Bir anda, aile merkezinden kaydı iş, kadın-erkek çatışmasına, rekabetine hatta karşıtlığına döndü. 

Karşılıklı konuşmaya, birbirimizi anlamaya, aklı başında ve başlangıçtaki amacını unutmayan tartışmalara ihtiyacımız var. Ama bu, sabır ve emek istiyor. Meseleyi konuşmaktan ısrarla kaçınan kesimler var, din bu konuda neyi nasihat ediyor, bu çok önemli bir soru. Aileye ilişkin görüşler çoğunlukla iyilik temennileriyle dolu vaazlarla sınırlı, bunlar elbette değerli, ama ne yazık ki yeterli gelmiyor. Biz o yeterliliği alabilecek durulukta değiliz belki, belki çok karıştı zihnimiz, gönlümüz, ruhumuz. Eski zamanların sabırlı, güçlü, müşfik insanları değiliz ve onların nasihatlerini de tam olarak anlayamıyoruz... 

Öte yandan önümüzde yığılı sözleşmeler, uyum politikaları, istatistikler, anketler, eğilimler, profillerden ibaretleşmiş üstenci dille yapılan değerlendirmeler de, sadra şifa olmuyor. Çünkü Hollanda’da, Danimarka’da değiliz. Hoca nikahı kıyılan, nişan bohçası, kına gecesi olan, doğan çocuğun kulağına ezan okunan bir ülkedeyiz. Avrupa’dan aldım, buraya koydum’la bitmiyor.

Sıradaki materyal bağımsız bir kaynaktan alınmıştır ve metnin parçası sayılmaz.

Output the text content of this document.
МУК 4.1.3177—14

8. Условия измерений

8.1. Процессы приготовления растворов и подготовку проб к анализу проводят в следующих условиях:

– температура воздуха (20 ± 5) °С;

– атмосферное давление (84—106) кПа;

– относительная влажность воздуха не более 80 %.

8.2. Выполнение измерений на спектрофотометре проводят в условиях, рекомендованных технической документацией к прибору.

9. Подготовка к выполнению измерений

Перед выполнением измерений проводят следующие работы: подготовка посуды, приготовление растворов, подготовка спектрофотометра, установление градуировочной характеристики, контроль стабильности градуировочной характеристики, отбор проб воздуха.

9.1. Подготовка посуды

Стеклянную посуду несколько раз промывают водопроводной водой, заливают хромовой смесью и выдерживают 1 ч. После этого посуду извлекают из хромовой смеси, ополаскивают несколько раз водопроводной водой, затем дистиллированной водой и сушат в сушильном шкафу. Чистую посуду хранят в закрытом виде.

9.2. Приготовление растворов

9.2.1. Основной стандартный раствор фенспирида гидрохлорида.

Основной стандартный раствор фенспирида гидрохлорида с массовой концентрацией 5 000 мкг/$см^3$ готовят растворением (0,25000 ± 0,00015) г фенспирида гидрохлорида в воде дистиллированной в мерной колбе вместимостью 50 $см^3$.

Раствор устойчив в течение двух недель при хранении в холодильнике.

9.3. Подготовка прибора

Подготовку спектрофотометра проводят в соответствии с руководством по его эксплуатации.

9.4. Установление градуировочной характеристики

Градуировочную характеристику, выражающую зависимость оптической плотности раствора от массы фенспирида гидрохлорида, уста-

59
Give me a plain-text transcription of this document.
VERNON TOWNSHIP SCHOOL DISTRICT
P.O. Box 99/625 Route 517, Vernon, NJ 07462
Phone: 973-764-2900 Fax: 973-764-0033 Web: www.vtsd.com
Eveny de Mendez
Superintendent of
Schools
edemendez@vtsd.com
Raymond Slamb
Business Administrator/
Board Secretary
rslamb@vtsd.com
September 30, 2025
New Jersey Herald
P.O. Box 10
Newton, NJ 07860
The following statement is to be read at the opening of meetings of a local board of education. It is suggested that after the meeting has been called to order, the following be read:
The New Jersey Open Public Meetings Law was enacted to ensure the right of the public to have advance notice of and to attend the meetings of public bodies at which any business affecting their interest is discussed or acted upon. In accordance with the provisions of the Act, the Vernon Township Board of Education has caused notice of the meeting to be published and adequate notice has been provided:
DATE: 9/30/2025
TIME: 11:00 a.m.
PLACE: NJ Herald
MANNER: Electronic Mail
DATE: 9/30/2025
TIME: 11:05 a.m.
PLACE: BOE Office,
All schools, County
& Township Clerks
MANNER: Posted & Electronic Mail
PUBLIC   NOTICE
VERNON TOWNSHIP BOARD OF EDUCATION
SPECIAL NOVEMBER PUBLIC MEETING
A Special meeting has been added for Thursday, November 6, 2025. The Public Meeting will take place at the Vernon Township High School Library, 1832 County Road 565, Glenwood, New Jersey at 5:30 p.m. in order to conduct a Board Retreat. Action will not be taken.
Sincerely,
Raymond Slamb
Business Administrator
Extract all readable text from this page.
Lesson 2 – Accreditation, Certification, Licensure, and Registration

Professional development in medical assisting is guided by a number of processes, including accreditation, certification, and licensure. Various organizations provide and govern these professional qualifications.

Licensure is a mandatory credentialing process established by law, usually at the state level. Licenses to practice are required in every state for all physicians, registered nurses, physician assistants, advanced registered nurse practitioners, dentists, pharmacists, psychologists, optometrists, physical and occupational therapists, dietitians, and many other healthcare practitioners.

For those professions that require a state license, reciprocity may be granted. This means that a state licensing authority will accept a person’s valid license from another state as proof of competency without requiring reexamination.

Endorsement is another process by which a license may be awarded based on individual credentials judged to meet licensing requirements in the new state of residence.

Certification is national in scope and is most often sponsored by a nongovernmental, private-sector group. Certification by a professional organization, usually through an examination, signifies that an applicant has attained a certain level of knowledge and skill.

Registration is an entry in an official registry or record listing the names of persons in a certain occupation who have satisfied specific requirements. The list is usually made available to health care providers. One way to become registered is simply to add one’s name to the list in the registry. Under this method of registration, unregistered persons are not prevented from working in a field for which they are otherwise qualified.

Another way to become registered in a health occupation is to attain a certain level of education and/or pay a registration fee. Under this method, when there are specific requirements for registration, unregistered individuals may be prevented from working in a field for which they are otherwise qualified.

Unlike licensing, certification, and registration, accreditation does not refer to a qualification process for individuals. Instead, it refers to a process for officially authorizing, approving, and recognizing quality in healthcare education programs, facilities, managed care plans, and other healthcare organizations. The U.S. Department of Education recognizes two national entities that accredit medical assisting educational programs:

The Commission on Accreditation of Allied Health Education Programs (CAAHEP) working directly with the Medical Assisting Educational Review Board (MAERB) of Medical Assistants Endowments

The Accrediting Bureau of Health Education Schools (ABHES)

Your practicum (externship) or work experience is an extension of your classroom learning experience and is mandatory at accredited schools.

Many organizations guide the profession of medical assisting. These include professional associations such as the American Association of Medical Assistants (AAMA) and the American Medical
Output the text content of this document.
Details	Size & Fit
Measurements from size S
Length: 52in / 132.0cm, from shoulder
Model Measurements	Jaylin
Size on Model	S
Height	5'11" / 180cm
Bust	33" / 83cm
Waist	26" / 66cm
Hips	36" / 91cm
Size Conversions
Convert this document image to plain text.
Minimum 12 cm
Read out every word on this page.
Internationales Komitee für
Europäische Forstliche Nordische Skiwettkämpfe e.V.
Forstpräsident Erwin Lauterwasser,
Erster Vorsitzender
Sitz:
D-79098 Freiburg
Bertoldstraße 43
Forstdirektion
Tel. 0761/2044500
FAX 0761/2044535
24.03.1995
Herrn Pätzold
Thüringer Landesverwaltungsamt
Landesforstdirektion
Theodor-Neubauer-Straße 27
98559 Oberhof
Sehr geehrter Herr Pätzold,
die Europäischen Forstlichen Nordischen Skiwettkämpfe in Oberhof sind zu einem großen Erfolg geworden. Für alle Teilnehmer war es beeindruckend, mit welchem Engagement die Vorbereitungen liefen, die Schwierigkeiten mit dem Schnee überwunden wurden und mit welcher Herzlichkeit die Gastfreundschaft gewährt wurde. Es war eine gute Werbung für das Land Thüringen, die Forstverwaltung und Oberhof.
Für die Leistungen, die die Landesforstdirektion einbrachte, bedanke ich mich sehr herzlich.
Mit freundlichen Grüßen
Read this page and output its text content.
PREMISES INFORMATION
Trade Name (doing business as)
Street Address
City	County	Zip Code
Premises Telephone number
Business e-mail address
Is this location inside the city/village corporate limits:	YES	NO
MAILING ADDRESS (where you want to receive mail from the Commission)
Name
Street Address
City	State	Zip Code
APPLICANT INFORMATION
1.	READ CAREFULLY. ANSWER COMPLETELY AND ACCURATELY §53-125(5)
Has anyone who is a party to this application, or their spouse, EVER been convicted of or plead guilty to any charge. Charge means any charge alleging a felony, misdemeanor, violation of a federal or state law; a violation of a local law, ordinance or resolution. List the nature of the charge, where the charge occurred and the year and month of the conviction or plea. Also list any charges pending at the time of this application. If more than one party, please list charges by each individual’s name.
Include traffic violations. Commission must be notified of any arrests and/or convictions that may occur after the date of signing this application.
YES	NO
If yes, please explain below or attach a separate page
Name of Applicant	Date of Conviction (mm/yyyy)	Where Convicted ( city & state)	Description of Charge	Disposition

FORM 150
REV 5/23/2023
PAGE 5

Bazı standartlara ihtiyacımız var. Bu hem dünya hukuku için, hem dini fıkıh için geçerli. Ailenin korunması ile başlayıp, kadın haklarının korunmasına evrilen tartışmada, hukuk fakülteleriyle ilahiyat fakültelerinin söz almalarını çok bekledim. Sözgelimi, erkeğin ‘kavvam’lığını, tarihselci yaklaşım dışında açıklamaya kalkan bir ses bekledim. Veya toplumsal cinsiyet teorisini, İslam’daki kavvamlık bahsi üzerinden değerlendiren bir yazı. 

Ailenin yaşadığı darbe, yeni bir mevzu değil. Dolayısıyla bu konuda birbirimize suç atmak yerine, sanayileşme ve kültür ilişkilerine bakmak daha yerinde olur diye düşünüyorum. Sanayileşmeyle birlikte kadın ve çocuk işçilerin emeği ortaya çıktı, ardından sömürüsü tartışıldı ve eşitlik talepleri gündeme geldi. Bu tartışmaların arka formunda; sosyalleşme politikalarıyla bir yandan kendini adaleti sağlayıcı pozisyona çekerken, diğer yandan da özgül ağırlığını artıran ulus devlet oluşumu vardı. Devlet güçlenirken, giderek devlet-baba oluyordu. Babanın görev ve selahiyetlerinin giderek azalmasının başlangıcıydı bu... Babalığın azalması, eksiltilmesi, babadan alınan görevlerin sosyal devlete yüklenmesi, aslında erkek tanımı hakkında ciddi bir krizdi. Ama bu üzerinde çok durulmayan, hatta erkeklere has bir tür hak edilmiş sorumsuzluğu da çağrıştırabilen bir hal olarak bugünlere geldi. Erkekler kendilerini iş dünyası ve ihtisas üzerinden tanımladıkça, çocuklar, yaşlılar, hatta doğa, kadına kaldı. Erkek cinsi giderek iş ve para alanında sıkıştı.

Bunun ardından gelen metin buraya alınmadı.